Performance and Structure of Pt–Rh Three-Way Catalysts: Mechanism for Pt/Rh Synergism

Abstract

The catalyst performance and structure of Pt and Rh catalyst systems are studied for fresh catalysts and samples aged to mimic in-use catalyst performance. It was observed that both fresh Pt and Rh catalysts are highly active for three-way conversions of HC/CO/NO. However, after exposure to exhaust at elevated temperature, Pt and Rh catalysts deteriorated severely, and only the Pt–Rh catalyst remains highly active for the three-way conversions. In order to understand this observed synergism between Pt and Rh in the Pt–Rh catalyst, AEM, XPS, and XRD were used to characterize catalyst structural change and establish a correlation between catalyst performance and structure. Pt catalysts deactivate at high temperature under reducing conditions and more severely under oxidizing conditions. Rh catalysts deactivate under oxidizing conditions by forming Rh–aluminate species.

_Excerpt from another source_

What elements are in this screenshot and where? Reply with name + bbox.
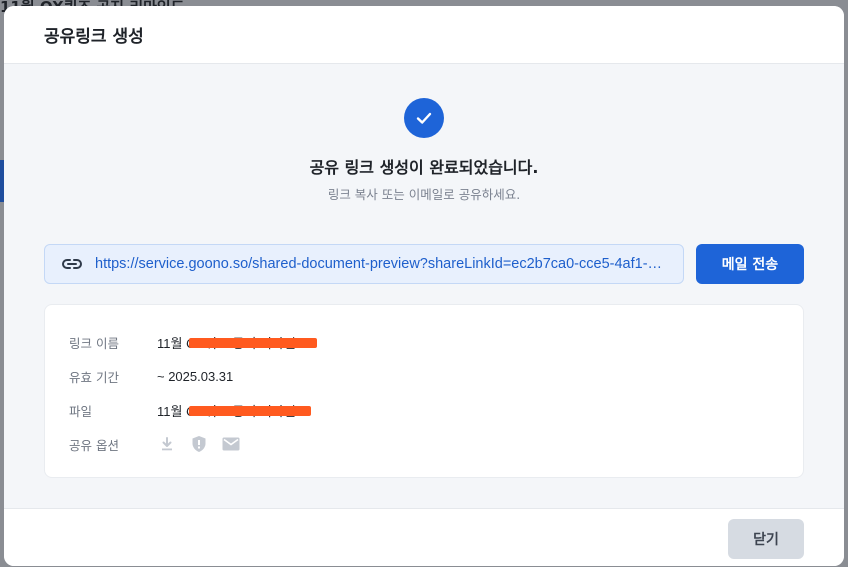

The regeneration of these Rh–aluminate species to highly active Rh metal particles under reducing conditions take place at elevated temperature, e.g., 1173 K, which is significantly higher than normal operating temperature (673 K). For the Pt–Rh catalyst, Pt and Rh go through deactivation cycles the same as that for the individual Pt and Rh catalysts in the simulated aging process. However, Rh in the aged Pt–Rh catalyst can regenerate in exhaust at temperatures as low as 560 K, which is significantly lower than the normal operating temperature. This is attributed to H2/CO spillover on Pt particles contained in the Pt–Rh catalyst which facilitate the regeneration of the inert Rh–aluminate species to active Rh metal particles.